Public-private partnership burns the public

Victor Joecks

There are many reasons why Nevada's state government should avoid public-private partnerships, unless government is privatizing or outsourcing an essential service.

Two philosophical reasons stand out. One, the government has a unique and important, but limited, role. Government's job is to provide a few core services, including (for state government) public safety, K-12 education and a basic safety net. Government's job isn't to create jobs or build things like sports stadiums. Two, the government shouldn't be picking the winners and losers in the economy. Its role is to referee, not participate in the business world.

If the philosophical arguments don't convince you, consider what happens when government oversteps its bounds – the government (read: the public) gets burned.


The Legislative Interim Finance Committee agreed Thursday to shift $176,000 out of a reserve account to pay a national law firm to protect the state in the bankruptcy proceedings of the Las Vegas Monorail.

Bonds for $650 million were issued through the state Department of Business and Industry to build the 3.9 mile system that runs between casinos on the Strip and the Las Vegas Convention Authority.

Lon DeWeese, chief financial officer for the state housing division, told the committee that the state was only the conduit for the issuance of the bonds. But hundreds of millions of dollars are owed the bond holders who invested in the project. …

Horsey said Guinn also insisted that a highly rated insurance company be hired to make sure the bonds were covered. He said Ambac Financial Group, a triple "A" company, was employed. But now Ambac is also in bankruptcy.

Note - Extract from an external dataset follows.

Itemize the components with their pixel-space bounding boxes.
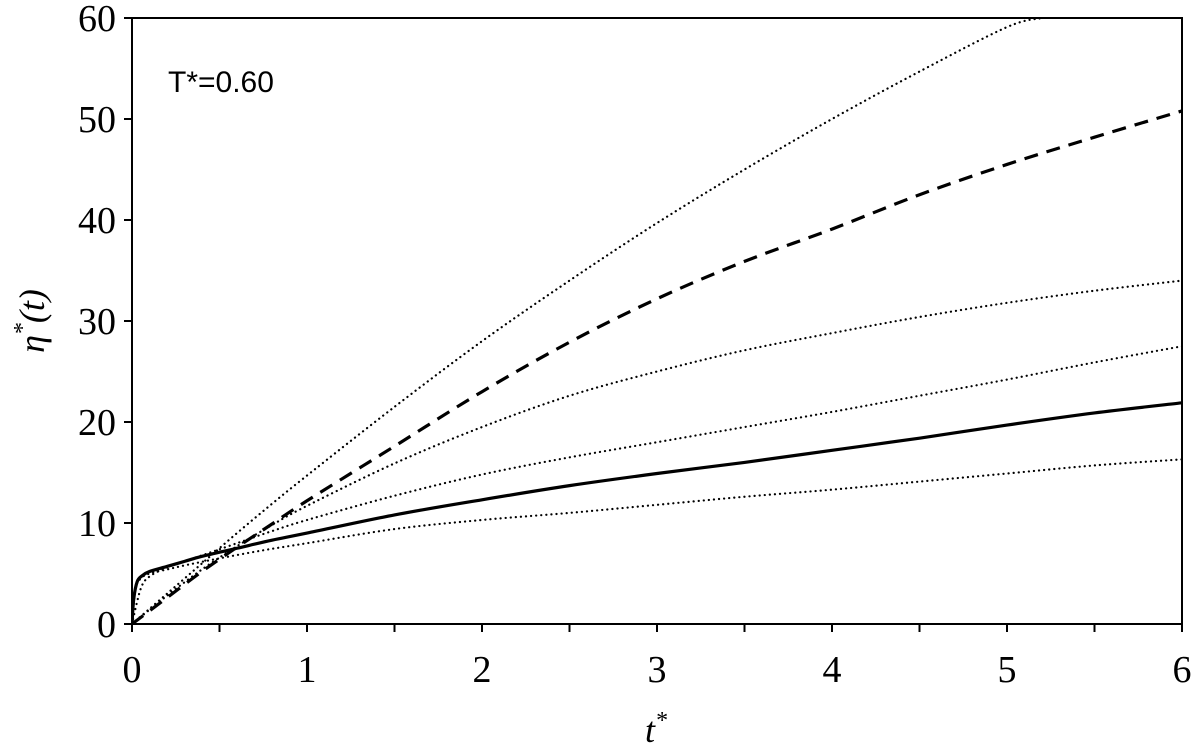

Read the whole thing to get a complete sense of how taxpayers are getting soaked (and could be on the hook for hundreds of millions). All this happened despite the best-laid plans of those in charge at the time.

And this happens because all business ventures contain an element of risk. There is no sure thing in the business world, which is why no one should be forced (through the government using your tax dollars) to invest in something.

This is why principles are so important. No one knows the future, but sticking to the time-tested principles of limited government protects taxpayers from paying for the mistakes of yesterday.

Update 2/8/2011: My collegue, Geoffrey Lawrence, made an excellent point to by email. Public-private partnerships have a valuable role in a different context. If the government decides to outsource the provision of a core service to a private company, that's a worthwhile public-private partnership.

What's objectionable is when a public-private partnership is used to do something outside the core functions of government or when the government picks the winners and losers in the economy.

I've made a small change in the above text to reflect this point.